Not too long after I graduated from Guilford College - home of the Quakers (an interesting side note. I wanted to play football in college so I had to find a school with a team equal to my skills. Guilford and I were MADE for each other. When I arrived, Guilford was in the midst of the nations longest active losing streak! In other words, Guilford was the worst team playing football in the US! I figured, “I could make this team!”)- I had an opportunity to have a televised wrestling match because one wrestler missed his flight. (This is an interesting story in it’s self that I’ll tell at another time). I don’t know why I lied to Eddie Graham the owner of CWF and legend in the business, but I did. When Eddie asked me if I brought my gear, without hesitation I said, “Yes, sir.”   I “wrestled” (I am bastardizing the word when describing my performance) Bugsy McGraw for 3 minutes and took the pounding of a lifetime. Did it hurt? Yes! But we thought wrestling was fake. It may have been fake or should I say entertainment, but when big stars had a guppy to beat up - that’s exactly what they did.

Was I upset?
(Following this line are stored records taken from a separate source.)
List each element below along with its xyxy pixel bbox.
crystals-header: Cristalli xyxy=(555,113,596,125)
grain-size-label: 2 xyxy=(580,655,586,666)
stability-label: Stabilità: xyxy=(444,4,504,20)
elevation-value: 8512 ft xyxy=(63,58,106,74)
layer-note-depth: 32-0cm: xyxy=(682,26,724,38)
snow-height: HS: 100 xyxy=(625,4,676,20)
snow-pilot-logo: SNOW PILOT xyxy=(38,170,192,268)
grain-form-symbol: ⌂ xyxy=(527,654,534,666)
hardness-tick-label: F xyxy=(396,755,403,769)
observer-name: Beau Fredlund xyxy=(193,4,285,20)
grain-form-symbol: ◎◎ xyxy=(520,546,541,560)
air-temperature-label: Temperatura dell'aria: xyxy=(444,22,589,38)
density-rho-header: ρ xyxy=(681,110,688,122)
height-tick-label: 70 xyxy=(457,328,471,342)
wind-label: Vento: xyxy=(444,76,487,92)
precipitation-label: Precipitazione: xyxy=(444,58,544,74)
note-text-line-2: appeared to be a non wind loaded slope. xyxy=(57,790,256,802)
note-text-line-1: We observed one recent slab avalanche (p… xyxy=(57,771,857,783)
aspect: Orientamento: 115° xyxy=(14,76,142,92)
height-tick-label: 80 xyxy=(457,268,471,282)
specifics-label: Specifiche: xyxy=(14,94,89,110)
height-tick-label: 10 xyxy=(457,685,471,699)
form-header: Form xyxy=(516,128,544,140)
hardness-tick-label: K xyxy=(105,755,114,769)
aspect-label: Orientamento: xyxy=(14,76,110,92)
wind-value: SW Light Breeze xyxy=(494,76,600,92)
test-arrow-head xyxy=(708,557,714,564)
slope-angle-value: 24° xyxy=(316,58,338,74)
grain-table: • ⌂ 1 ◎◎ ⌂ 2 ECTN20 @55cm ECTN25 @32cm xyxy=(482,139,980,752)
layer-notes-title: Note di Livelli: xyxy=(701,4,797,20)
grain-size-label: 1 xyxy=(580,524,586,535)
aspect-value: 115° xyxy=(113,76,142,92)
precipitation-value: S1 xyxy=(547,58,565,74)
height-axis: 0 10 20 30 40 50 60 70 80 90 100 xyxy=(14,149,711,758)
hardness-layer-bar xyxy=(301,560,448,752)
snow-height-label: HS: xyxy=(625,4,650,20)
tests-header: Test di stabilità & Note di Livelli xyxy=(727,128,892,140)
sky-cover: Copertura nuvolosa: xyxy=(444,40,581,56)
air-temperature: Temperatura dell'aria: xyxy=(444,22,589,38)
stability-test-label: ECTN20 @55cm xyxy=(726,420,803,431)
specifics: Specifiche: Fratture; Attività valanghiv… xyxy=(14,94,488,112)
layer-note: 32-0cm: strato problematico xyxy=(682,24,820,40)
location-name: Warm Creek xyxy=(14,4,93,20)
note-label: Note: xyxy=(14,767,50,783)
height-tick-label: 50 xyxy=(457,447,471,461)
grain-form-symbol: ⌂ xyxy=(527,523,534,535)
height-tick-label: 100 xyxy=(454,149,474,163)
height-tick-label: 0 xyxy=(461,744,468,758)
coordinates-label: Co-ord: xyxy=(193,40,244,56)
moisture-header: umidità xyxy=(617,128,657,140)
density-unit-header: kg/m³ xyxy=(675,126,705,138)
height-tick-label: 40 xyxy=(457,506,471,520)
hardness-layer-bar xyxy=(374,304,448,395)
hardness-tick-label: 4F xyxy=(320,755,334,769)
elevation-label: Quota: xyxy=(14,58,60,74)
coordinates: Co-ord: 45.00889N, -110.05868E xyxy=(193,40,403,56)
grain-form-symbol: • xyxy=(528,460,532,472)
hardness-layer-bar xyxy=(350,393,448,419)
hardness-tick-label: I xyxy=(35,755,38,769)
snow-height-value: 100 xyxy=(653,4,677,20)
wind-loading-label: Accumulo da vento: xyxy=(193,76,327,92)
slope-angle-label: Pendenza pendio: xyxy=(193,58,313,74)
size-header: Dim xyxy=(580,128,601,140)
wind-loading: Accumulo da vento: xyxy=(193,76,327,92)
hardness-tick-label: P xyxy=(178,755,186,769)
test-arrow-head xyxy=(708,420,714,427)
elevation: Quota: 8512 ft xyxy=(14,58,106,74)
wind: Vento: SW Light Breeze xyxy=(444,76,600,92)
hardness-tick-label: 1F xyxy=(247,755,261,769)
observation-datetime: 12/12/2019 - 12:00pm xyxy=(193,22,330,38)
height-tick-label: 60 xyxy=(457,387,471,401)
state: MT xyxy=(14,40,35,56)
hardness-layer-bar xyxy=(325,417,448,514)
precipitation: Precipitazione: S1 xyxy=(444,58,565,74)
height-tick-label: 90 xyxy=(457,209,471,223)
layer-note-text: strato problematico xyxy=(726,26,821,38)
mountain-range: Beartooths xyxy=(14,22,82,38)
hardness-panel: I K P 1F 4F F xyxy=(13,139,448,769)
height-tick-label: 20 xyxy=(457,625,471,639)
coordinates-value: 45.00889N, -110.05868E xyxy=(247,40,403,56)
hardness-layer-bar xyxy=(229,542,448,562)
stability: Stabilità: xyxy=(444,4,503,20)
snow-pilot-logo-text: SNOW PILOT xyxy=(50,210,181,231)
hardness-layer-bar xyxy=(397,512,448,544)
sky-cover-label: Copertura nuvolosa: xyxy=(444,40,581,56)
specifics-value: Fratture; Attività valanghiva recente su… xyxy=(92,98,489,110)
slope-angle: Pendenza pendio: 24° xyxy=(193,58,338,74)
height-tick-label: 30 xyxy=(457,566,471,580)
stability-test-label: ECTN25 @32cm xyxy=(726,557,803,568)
Hell NO! I loved every second of it. That was the beginning of a twenty two year love affair with the wrestling business. To this very day if someone asks me what would I change about my career? The answer is always the same - NOTHING.

  What does all this have to do with the American Dream? Only that the American Dream states to anyone: there is opportunity here in the United States to do what ever you want to do, as long as one doesn’t infringe upon the rights of others.  Nowhere else in the world could a Terry Taylor happen into a room where wrestling was on TV and then 15 years later have the best career EVER in the business he loved as a child. That’s the freedom and opportunity the United States of America stands for to every nation in the world. Some just don’t see the picture as clearly.